Gender-specific modulation of immune system complement gene expression in marine medaka Oryzias melastigma following dietary exposure of BDE-47.

BDE-47 is one of the most widely found congeners of PBDEs in marine environments. The potential immunomodulatory effects of BDE-47 on fish complement system were studied using the marine medaka Oryzias melastigma as a model fish. Three-month-old O. melastigma were subjected to short-term (5 days) and long-term (21 days) exposure to two concentrations of BDE-47 (low dose at 290 ± 172 ng/day; high dose at 580 ± 344 ng/day) via dietary uptake of BDE-47 encapsulated in Artemia nauplii. Body burdens of BDE-47 and other metabolic products were analyzed in the exposed and control fish. Only a small amount of debrominated product, BDE-28, was detected, while other metabolic products were all under detection limit.

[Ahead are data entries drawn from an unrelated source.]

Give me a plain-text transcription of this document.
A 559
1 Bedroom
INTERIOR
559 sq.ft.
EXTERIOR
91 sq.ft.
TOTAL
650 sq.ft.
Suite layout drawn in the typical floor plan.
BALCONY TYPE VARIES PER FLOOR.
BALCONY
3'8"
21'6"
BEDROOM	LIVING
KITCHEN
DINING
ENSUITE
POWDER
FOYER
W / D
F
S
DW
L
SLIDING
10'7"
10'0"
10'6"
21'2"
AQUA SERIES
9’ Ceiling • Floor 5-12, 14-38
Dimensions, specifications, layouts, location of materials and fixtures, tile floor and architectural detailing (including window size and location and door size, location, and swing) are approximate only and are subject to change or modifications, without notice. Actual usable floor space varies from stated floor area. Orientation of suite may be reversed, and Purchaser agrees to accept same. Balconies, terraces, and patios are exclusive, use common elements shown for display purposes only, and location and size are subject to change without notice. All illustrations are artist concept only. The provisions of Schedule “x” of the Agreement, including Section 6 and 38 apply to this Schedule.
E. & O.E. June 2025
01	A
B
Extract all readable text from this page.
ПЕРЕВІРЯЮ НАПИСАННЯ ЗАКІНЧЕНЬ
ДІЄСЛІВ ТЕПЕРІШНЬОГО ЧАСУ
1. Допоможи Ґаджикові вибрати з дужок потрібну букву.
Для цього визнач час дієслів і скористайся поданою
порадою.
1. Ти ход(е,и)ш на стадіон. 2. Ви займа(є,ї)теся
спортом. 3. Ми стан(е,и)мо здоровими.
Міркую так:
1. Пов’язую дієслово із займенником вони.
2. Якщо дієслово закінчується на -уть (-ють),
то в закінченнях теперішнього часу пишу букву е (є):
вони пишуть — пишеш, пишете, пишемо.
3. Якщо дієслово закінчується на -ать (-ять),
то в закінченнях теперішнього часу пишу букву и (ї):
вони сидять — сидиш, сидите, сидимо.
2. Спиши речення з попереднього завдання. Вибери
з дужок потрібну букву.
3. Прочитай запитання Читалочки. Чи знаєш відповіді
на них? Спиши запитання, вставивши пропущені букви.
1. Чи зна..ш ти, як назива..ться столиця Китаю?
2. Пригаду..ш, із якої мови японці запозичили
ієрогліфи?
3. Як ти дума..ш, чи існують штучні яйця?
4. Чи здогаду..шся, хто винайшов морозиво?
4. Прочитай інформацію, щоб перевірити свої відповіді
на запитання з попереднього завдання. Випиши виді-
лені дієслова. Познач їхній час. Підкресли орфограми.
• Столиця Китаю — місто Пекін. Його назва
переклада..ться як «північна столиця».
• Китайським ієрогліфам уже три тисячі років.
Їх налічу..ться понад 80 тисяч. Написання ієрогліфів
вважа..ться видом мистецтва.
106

Transcriptional expression of six major complement system genes involved in complement activation: C1r/s (classical pathway), MBL-2 (lectin pathway), CFP (alternative pathway), F2 (coagulation pathway), C3 (the central component of complement system), and C9 (cell lysis) were quantified in the liver of marine medaka. Endogenous expression of all six complement system genes was found to be higher in males than in females (p < 0.05). Upon dietary exposure of marine medaka to BDE-47, expression of all six complement genes were downregulated in males at day 5 (or longer), whereas in females, MBl-2, CFP, and F2 mRNAs expression were upregulated, but C3 and C9 remained stable with exposure time and dose. A significant negative relationship was found between BDE-47 body burden and mRNA expression of C1r/s, CFP, and C3 in male fish (r = -0.8576 to -0.9447). The above findings on changes in complement gene expression patterns indicate the complement system may be compromised in male O. melastigma upon dietary exposure to BDE-47. Distinct gender difference in expression of six major complement system genes was evident in marine medaka under resting condition and dietary BDE-47 challenge. The immunomodulatory effects of BDE-47 on transcriptional expression of these complement components in marine medaka were likely induced by the parent compound instead of biotransformed products. Our results clearly demonstrate that future direction for fish immunotoxicology and risk assessment of immunosuppressive chemicals must include parallel evaluation for both genders.